The 2004 guidance referenced by the noble Viscount, Lord Stansgate, predates the Higher Education and Research Act, which makes it clear that maths is included in the definition of science as drafted in the Bill. There is no need to particularise the interpretation through these amendments. Indeed, it would clearly be undesirable to seek to list exhaustively every possible field of scientific inquiry within the Bill. Departing from the existing embedded way these powers to fund research, including in mathematics, are drawn would be unhelpful.
ARIA’s programme managers will set ambitious programme-level goals. Although we do not often expect programme-level goals to lie within pure mathematics, it is right to highlight that ARIA might need to draw on pure and applied maths to achieve those goals, given their importance within the new fields noble Lords highlighted. It is right that ARIA may fund research in those areas.
We are confident that any activities of this nature that ARIA will seek to pursue are covered by its functions, and that the results of scientific research will encompass the results of mathematical inquiry that might be needed by ARIA. ARIA’s supplementary powers provide further reassurance. When exercising its functions, such as funding a programme with a specific scientific objective, ARIA’s supplementary powers allow it to do whatever is necessary in support of that. It is therefore the case that any mathematical endeavours that ARIA needed to draw on for a programme—for example, in support of a particular objective for machine learning—could be funded under its supplementary powers as well.

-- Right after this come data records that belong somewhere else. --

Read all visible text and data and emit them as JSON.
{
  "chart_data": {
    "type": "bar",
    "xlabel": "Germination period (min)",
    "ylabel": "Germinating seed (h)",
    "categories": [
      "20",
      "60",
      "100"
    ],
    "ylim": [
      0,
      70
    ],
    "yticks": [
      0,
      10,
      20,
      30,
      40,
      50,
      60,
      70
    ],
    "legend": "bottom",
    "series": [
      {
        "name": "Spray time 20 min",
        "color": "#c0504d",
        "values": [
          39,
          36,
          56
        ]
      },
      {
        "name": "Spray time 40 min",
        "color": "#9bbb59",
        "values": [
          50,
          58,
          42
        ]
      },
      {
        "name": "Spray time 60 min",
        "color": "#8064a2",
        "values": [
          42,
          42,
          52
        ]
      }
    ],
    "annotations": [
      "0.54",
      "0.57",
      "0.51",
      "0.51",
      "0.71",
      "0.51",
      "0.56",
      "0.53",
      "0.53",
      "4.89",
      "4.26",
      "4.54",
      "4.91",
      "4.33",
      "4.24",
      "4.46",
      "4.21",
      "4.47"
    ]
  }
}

On that basis, although the noble and gallant Lord and the noble Viscount have raised important points, I hope they will be satisfied that there is no need for their amendments and feel able not to press them.
My Lords, I thank the Minister and all those who spoke to this. Quite clearly, there is a difference of view between the Government and those of us who have spoken to them about how we should treat mathematical sciences in the present age. It is a pity that it has not been possible for the Government to agree to the amendment, but, in view of the late hour, I shall withdraw it.